Under these circumstances, the motivation to obtain opioids comes from 3 places: Physical pain and discomfort caused by withdrawal symptoms
Increasing anxiety due to powerful, unsatisfied opioid cravings
Stress resulting from the brain's fear that the current lack of opioids presents a threat to its survival
Regarding this last point, even though, logically, a person may know that opioids are not essential for life, as long as those parts of the brain in charge of survival behavior still believe opioids are necessary, they may override "higher reasoning." Furthermore, to an opioid-dependent brain, not having enough opioids to satisfy cravings or suppress withdrawal is comparable to not having enough food to satisfy hunger.

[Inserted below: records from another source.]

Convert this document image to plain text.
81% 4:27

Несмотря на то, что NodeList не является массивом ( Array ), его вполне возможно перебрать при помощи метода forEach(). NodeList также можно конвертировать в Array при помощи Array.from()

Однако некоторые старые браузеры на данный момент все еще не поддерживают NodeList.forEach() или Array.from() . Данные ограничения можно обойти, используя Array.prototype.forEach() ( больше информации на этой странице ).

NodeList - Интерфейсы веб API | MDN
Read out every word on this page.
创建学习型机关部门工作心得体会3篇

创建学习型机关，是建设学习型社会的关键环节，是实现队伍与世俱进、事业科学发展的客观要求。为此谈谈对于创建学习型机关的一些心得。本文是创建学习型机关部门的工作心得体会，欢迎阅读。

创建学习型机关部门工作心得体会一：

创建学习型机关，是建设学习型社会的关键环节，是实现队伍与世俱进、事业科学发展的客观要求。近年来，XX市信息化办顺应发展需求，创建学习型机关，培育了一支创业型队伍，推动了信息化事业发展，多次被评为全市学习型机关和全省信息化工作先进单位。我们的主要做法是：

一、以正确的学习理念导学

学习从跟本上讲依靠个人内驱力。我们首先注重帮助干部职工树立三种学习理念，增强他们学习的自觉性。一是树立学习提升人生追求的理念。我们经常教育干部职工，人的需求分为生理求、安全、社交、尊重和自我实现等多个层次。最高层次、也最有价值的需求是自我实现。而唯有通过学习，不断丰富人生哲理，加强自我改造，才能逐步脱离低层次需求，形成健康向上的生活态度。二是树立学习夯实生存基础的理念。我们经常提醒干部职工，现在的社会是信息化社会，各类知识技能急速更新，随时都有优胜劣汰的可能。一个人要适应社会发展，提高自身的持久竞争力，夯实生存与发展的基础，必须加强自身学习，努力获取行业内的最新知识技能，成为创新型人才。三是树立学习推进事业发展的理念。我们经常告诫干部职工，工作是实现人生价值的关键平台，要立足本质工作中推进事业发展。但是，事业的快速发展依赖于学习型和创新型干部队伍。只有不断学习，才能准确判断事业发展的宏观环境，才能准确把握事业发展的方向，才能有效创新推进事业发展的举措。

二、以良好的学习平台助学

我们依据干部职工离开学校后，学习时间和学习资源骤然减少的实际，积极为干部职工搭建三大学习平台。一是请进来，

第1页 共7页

The need to obtain opioids can become more important than that person's safety because opioid-dependence can impair the mechanism by which information from certain areas of the brain—namely, those involved with judgment and caution—is received. The brain responds by taking whatever steps are necessary to see that its opioid "hunger" is met, which usually means pursuing opioids with all the drive of a basic instinct.
Role of Medicine in Treatment
Medicine is important for managing both the short- and the long-term effects of opioid dependence. Over the short term, medicine can help to relieve the opioid cravings and withdrawal symptoms that occur when use of heroin or opioid painkillers is discontinued. Medication can also be important over the long term as well.
Typically, the changes that cause opioid dependence will not correct themselves right away, even though the opioid use has stopped. In fact, these changes can trigger cravings months and even years after a patient has stopped using opioids. Consequently, overcoming opioid dependence is not simply a matter of eliminating drugs of abuse from the body.
The CSAT Clinical Guidelines for the Use of Buprenorphine recommend that patients stay on medication after they have "detoxed" from their drug of abuse. This gives patients time to learn new skills that can help them cope with cravings and other triggers that might otherwise make them vulnerable to relapse.